My particular switch pre-dates energy-saving bulbs but, looking at the ad for the ZV210 today I see that they still say you need to add the FLA01 adapter -- why is it not built in when filament lamps are theoretically no longer available?

But, back to my original question -- would other modern non-fluorescent lamps, such as led, have the same problem?
 
I suspect LED lamps will have the same problem.

You would be better off buying random CFL bulbs and trying them. The higher the wattage the better.
 
It is down to bulb design. In industry we have a standard 5 ~ 20 mA control where the first 5 mA does nothing. Some bulbs have a similar set-up where the first so many mA will not light the bulb. What happens with the fluorescent bulb is the small current passed through the switch to operate the switch slowly charges a capacitor until there is enough voltage to start the bulb and then the bulb tries to light, however as soon as it tried to fire the voltage drops so all you get is a flash. The LED bulb works slightly different it does not need to start so often you find they are on very dim.

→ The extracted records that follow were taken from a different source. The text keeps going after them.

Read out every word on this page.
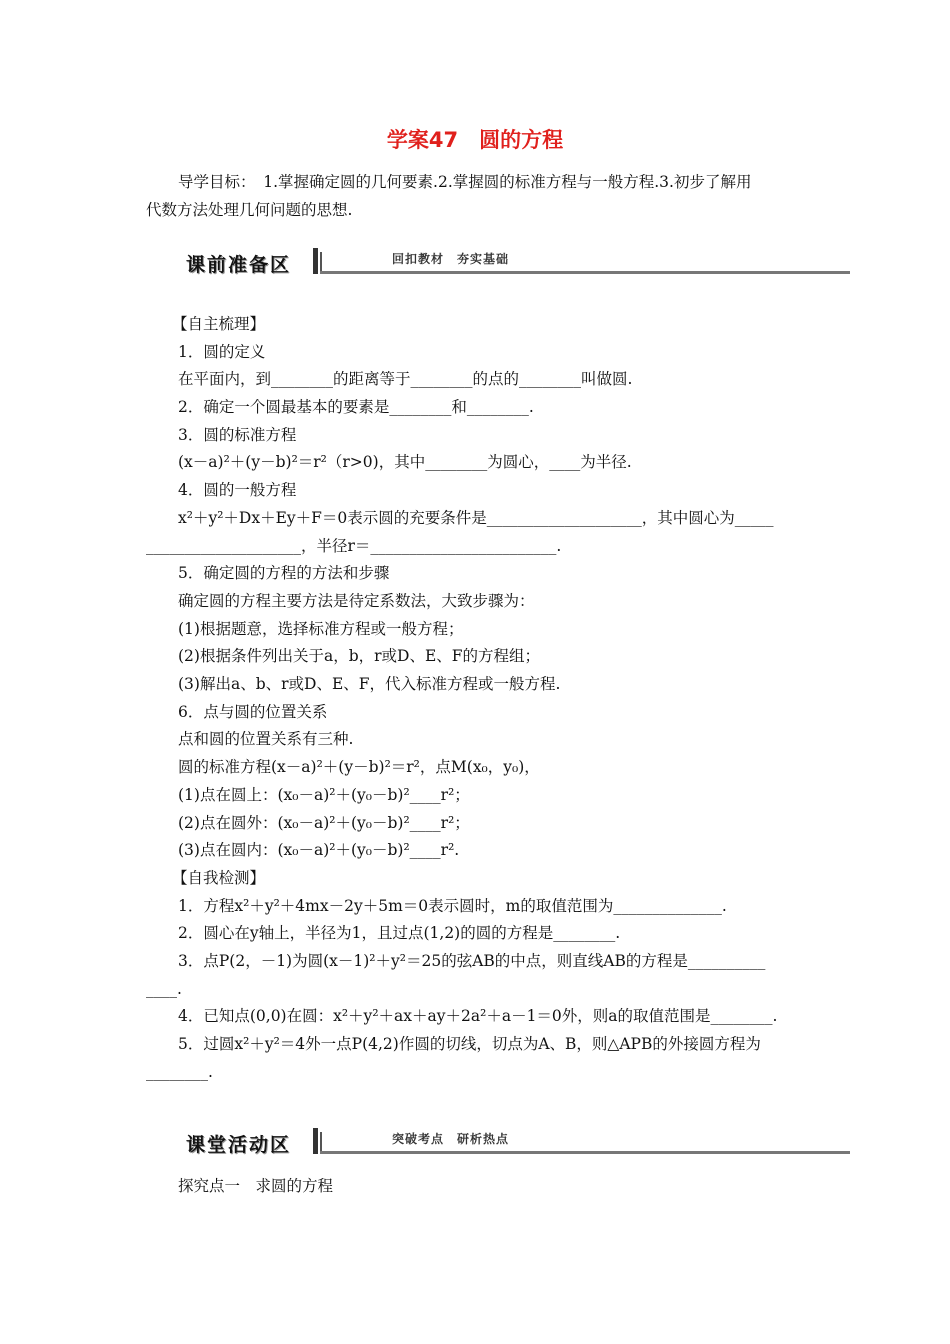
学案47　圆的方程
导学目标：　1.掌握确定圆的几何要素.2.掌握圆的标准方程与一般方程.3.初步了解用
代数方法处理几何问题的思想.
课前准备区	回扣教材　夯实基础
【自主梳理】
1．圆的定义
在平面内，到________的距离等于________的点的________叫做圆.
2．确定一个圆最基本的要素是________和________.
3．圆的标准方程
(x－a)²＋(y－b)²＝r²（r>0)，其中________为圆心，____为半径.
4．圆的一般方程
x²＋y²＋Dx＋Ey＋F＝0表示圆的充要条件是____________________，其中圆心为_____
____________________，半径r＝________________________.
5．确定圆的方程的方法和步骤
确定圆的方程主要方法是待定系数法，大致步骤为：
(1)根据题意，选择标准方程或一般方程；
(2)根据条件列出关于a，b，r或D、E、F的方程组；
(3)解出a、b、r或D、E、F，代入标准方程或一般方程.
6．点与圆的位置关系
点和圆的位置关系有三种.
圆的标准方程(x－a)²＋(y－b)²＝r²，点M(x₀，y₀)，
(1)点在圆上：(x₀－a)²＋(y₀－b)²____r²；
(2)点在圆外：(x₀－a)²＋(y₀－b)²____r²；
(3)点在圆内：(x₀－a)²＋(y₀－b)²____r².
【自我检测】
1．方程x²＋y²＋4mx－2y＋5m＝0表示圆时，m的取值范围为______________.
2．圆心在y轴上，半径为1，且过点(1,2)的圆的方程是________.
3．点P(2，－1)为圆(x－1)²＋y²＝25的弦AB的中点，则直线AB的方程是__________
____.
4．已知点(0,0)在圆：x²＋y²＋ax＋ay＋2a²＋a－1＝0外，则a的取值范围是________.
5．过圆x²＋y²＝4外一点P(4,2)作圆的切线，切点为A、B，则△APB的外接圆方程为
________.
课堂活动区	突破考点　研析热点
探究点一　求圆的方程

The electronics in the bulb vary so with one 10W bulb it can work A1 and with another it can flash or come on dimmed. Be it a capacitor or resistor across the output they will turn the current leaking through the switch into heat and reduce the voltage to a level where nothing is seen. However clearly even if only a few milliamp you are throwing away power, which when you change bulb could be doubled up on as already built into bulb.

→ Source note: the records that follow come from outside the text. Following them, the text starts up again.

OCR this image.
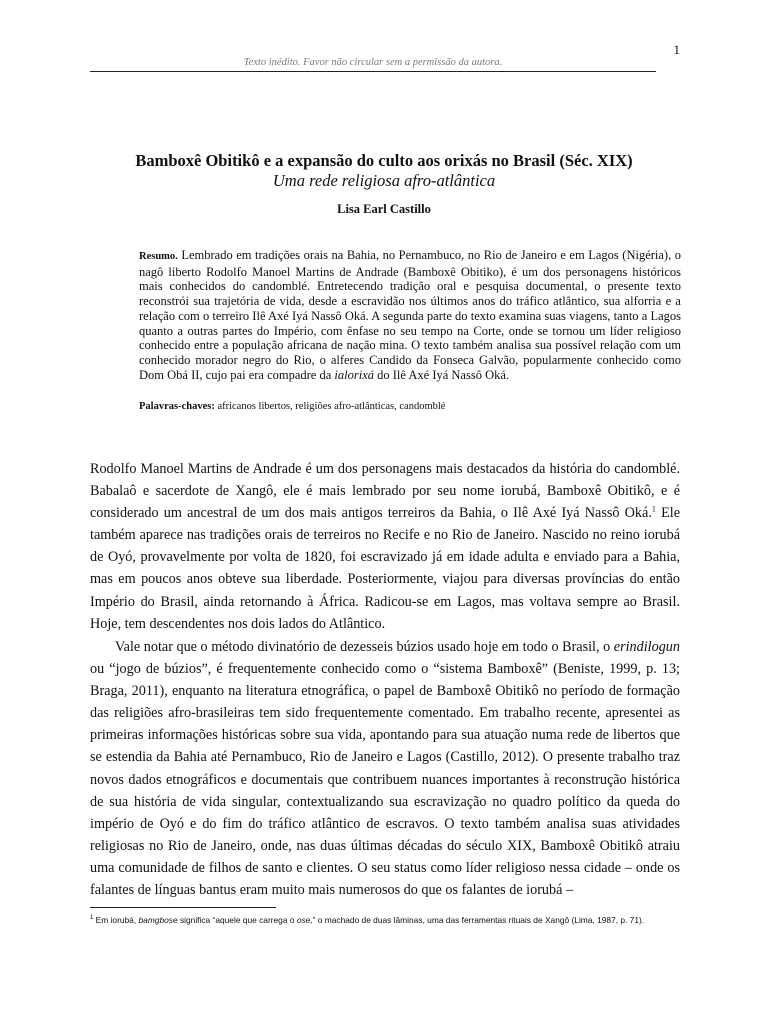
1
Texto inédito. Favor não circular sem a permissão da autora.
Bamboxê Obitikô e a expansão do culto aos orixás no Brasil (Séc. XIX)
Uma rede religiosa afro-atlântica
Lisa Earl Castillo
Resumo. Lembrado em tradições orais na Bahia, no Pernambuco, no Rio de Janeiro e em Lagos (Nigéria), o nagô liberto Rodolfo Manoel Martins de Andrade (Bamboxê Obitiko), é um dos personagens históricos mais conhecidos do candomblé. Entretecendo tradição oral e pesquisa documental, o presente texto reconstrói sua trajetória de vida, desde a escravidão nos últimos anos do tráfico atlântico, sua alforria e a relação com o terreiro Ilê Axé Iyá Nassô Oká. A segunda parte do texto examina suas viagens, tanto a Lagos quanto a outras partes do Império, com ênfase no seu tempo na Corte, onde se tornou um líder religioso conhecido entre a população africana de nação mina. O texto também analisa sua possível relação com um conhecido morador negro do Rio, o alferes Candido da Fonseca Galvão, popularmente conhecido como Dom Obá II, cujo pai era compadre da ialorixá do Ilê Axé Iyá Nassô Oká.
Palavras-chaves: africanos libertos, religiões afro-atlânticas, candomblé

Rodolfo Manoel Martins de Andrade é um dos personagens mais destacados da história do candomblé. Babalaô e sacerdote de Xangô, ele é mais lembrado por seu nome iorubá, Bamboxê Obitikô, e é considerado um ancestral de um dos mais antigos terreiros da Bahia, o Ilê Axé Iyá Nassô Oká.$^1$ Ele também aparece nas tradições orais de terreiros no Recife e no Rio de Janeiro. Nascido no reino iorubá de Oyó, provavelmente por volta de 1820, foi escravizado já em idade adulta e enviado para a Bahia, mas em poucos anos obteve sua liberdade. Posteriormente, viajou para diversas províncias do então Império do Brasil, ainda retornando à África. Radicou-se em Lagos, mas voltava sempre ao Brasil. Hoje, tem descendentes nos dois lados do Atlântico.

Vale notar que o método divinatório de dezesseis búzios usado hoje em todo o Brasil, o erindilogun ou “jogo de búzios”, é frequentemente conhecido como o “sistema Bamboxê” (Beniste, 1999, p. 13; Braga, 2011), enquanto na literatura etnográfica, o papel de Bamboxê Obitikô no período de formação das religiões afro-brasileiras tem sido frequentemente comentado. Em trabalho recente, apresentei as primeiras informações históricas sobre sua vida, apontando para sua atuação numa rede de libertos que se estendia da Bahia até Pernambuco, Rio de Janeiro e Lagos (Castillo, 2012). O presente trabalho traz novos dados etnográficos e documentais que contribuem nuances importantes à reconstrução histórica de sua história de vida singular, contextualizando sua escravização no quadro político da queda do império de Oyó e do fim do tráfico atlântico de escravos. O texto também analisa suas atividades religiosas no Rio de Janeiro, onde, nas duas últimas décadas do século XIX, Bamboxê Obitikô atraiu uma comunidade de filhos de santo e clientes. O seu status como líder religioso nessa cidade – onde os falantes de línguas bantus eram muito mais numerosos do que os falantes de iorubá –

$^1$ Em iorubá, bamgbose significa “aquele que carrega o ose,” o machado de duas lâminas, uma das ferramentas rituais de Xangô (Lima, 1987, p. 71).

I will guess an LED will be better than CFL as a very dim light is just not noticed but a flash is. What I do is swap bulbs around. Same problem exists with two way lamps and dimming switches. The manufacturers it seems are obliged to mark bulbs if they are non dimmable (I would have expected the reverse) so the chances are bulbs which are dimmable will work OK as the dimmer switch also leaks power. So I would get a dimmable LED bulb and try that. Please tell us if it worked.
 
Ahhh, that explains why my old bulb worked okay for several years. The original was a GE 15-watt one, compared with the Philips 18-watt that I just put in. So maybe I'll just try a couple of different brands of CFL and see if any works -- they'll always be good as spares for the rest of the house. I'll also look out for a dimmable LED bulb but, if I remember correctly from previous shopping, they cost an arm and a leg.
 
I got a LED 10W BA22d bulb from Aldi which was dimmable, from B&M bargains I got two LED 10W bulbs BA22d non-dimmable for under £10 the pair. At those prices worth a go.
 
10W is a bit too dim, unless their incandescent equivalent is different from the fluorescent bulbs. I need something around the 15/18 watt range (65/85 equivalent, I believe). Anyway, I'm going to have a look around the shops this morning to see what I can get.
 
Well, this is becoming a saga! I've found a few dimmable bulbs, and bought a 9W (allegedly 60W equivalent, so it must be more efficient than the fluorescent ones) LED one at my local Sainsburys, but it's got an Edison screw end. I've tried by local DIY stores (Wickes and B&Q), but they don't stock Edison screw bulb holders, despite stocking about equal quantities of bayonet and screw-ended bulbs. I've checked out a couple of "bargain" stores, but all they have is incandescent filament bulbs, but still no bulb holders.

What's puzzling me is, why so many screw-ended bulbs are on sale, but no holders for them? Are new British houses using screw sockets instead of bayonet? I see I can get Edison bulb holders on the internet, but they're all "antique" style brass ones. Why no regular white bakelite ones from mainstream suppliers?
 
eBay came to my rescue with a screw bulb holder for my pendant light, but the dimmable led 9W (60W equivalent) bulb I got from Sainsbury's for £4.50 is acting strange. It switched on/off okay when I first installed it, then next time I switched on/off it just went dim when I switched off. An hour or so later I then switched on and off again, and it lit and then switched off correctly. I'm going to put the incandescent bulb back in tomorrow, then it looks like the capacitor (or whatever it is, as mentioned by freddo in an earlier post) is the only way I'll get a reliable system with modern low-energy bulbs.